The case was originally filed on March 10, 2016, and went to trial in Linn County Circuit Court in late October 2019. On Nov. 21, the 12-person jury ruled in favor of the plaintiffs, who had charged that the Oregon Department of Forestry breached a contract formed in 1941 that called for management of some 700,000 acres of state forests in 14 counties to “secure the greatest permanent value of those lands to the state.”
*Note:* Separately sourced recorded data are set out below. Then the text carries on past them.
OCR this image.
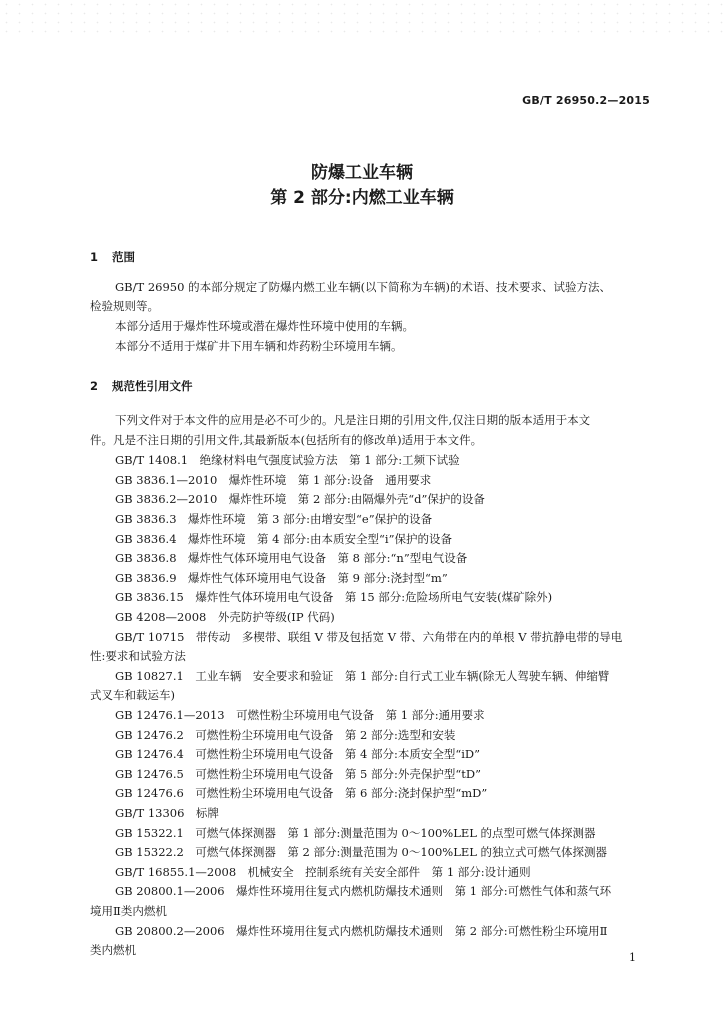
GB/T 26950.2—2015
防爆工业车辆
第 2 部分:内燃工业车辆
1 范围
GB/T 26950 的本部分规定了防爆内燃工业车辆(以下简称为车辆)的术语、技术要求、试验方法、
检验规则等。
本部分适用于爆炸性环境或潜在爆炸性环境中使用的车辆。
本部分不适用于煤矿井下用车辆和炸药粉尘环境用车辆。
2 规范性引用文件
下列文件对于本文件的应用是必不可少的。凡是注日期的引用文件,仅注日期的版本适用于本文
件。凡是不注日期的引用文件,其最新版本(包括所有的修改单)适用于本文件。
GB/T 1408.1　绝缘材料电气强度试验方法　第 1 部分:工频下试验
GB 3836.1—2010　爆炸性环境　第 1 部分:设备　通用要求
GB 3836.2—2010　爆炸性环境　第 2 部分:由隔爆外壳“d”保护的设备
GB 3836.3　爆炸性环境　第 3 部分:由增安型“e”保护的设备
GB 3836.4　爆炸性环境　第 4 部分:由本质安全型“i”保护的设备
GB 3836.8　爆炸性气体环境用电气设备　第 8 部分:“n”型电气设备
GB 3836.9　爆炸性气体环境用电气设备　第 9 部分:浇封型“m”
GB 3836.15　爆炸性气体环境用电气设备　第 15 部分:危险场所电气安装(煤矿除外)
GB 4208—2008　外壳防护等级(IP 代码)
GB/T 10715　带传动　多楔带、联组 V 带及包括宽 V 带、六角带在内的单根 V 带抗静电带的导电
性:要求和试验方法
GB 10827.1　工业车辆　安全要求和验证　第 1 部分:自行式工业车辆(除无人驾驶车辆、伸缩臂
式叉车和载运车)
GB 12476.1—2013　可燃性粉尘环境用电气设备　第 1 部分:通用要求
GB 12476.2　可燃性粉尘环境用电气设备　第 2 部分:选型和安装
GB 12476.4　可燃性粉尘环境用电气设备　第 4 部分:本质安全型“iD”
GB 12476.5　可燃性粉尘环境用电气设备　第 5 部分:外壳保护型“tD”
GB 12476.6　可燃性粉尘环境用电气设备　第 6 部分:浇封保护型“mD”
GB/T 13306　标牌
GB 15322.1　可燃气体探测器　第 1 部分:测量范围为 0～100%LEL 的点型可燃气体探测器
GB 15322.2　可燃气体探测器　第 2 部分:测量范围为 0～100%LEL 的独立式可燃气体探测器
GB/T 16855.1—2008　机械安全　控制系统有关安全部件　第 1 部分:设计通则
GB 20800.1—2006　爆炸性环境用往复式内燃机防爆技术通则　第 1 部分:可燃性气体和蒸气环
境用Ⅱ类内燃机
GB 20800.2—2006　爆炸性环境用往复式内燃机防爆技术通则　第 2 部分:可燃性粉尘环境用Ⅱ
类内燃机
1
The plaintiffs argued that for decades the term meant managing the forests to provide maximum revenue to the counties in which they operate. But starting in 2001, the state changed the meaning to include other amenities such as water quality, recreation and wildlife habitat enhancement, which resulted in reduced payments to the counties.
Judgments for current and future damages until 2069 (second number) by county: Benton, $509,858 and $6,161,270; Clackamas, $25,381,067 and $3,154,360; Clatsop, $176,478,590 and $109,565,036; Columbia, $7,551,189 and $7,355,610; Coos, $32,268,012 and $6,554,882; Douglas, $8,855,710 and $3,565,736; Josephine, $761,707 and $693,168; Lane, $55,025,487 and $17,948,505; Lincoln, $6,075,056 and $14,591,775; Linn, $37,476,762 and $14,518,637; Marion, $9,616,092 and $11,552, 647; Polk, $$4,766,551 and $3,631,354; Tillamook, $246,985,207 and $144,113,203; Washington, $62,259,582 and $48,492,346.
Total current damages: $674,020,873. Total future damages: $391,898,527. Total judgment: $1,065,919,400.
Opting out of the lawsuit were: Clatsop County, Clatsop Community College, Clatsop County Rural Law Enforcement, Clatsop County Road District #1, Clatsop County 4-H/Extension Service, Sunset Empire Park and Recreation in Clatsop County, Benton County Soil & Water Conservation District, Clackamas County Soil Conservation District, Port of Portland in Washington County, Washington County Rural Fire Protection District #2, Clatsop County Fair, Sunset Empire Transportation in Clatsop County, and the Port of Portland in Clatsop County.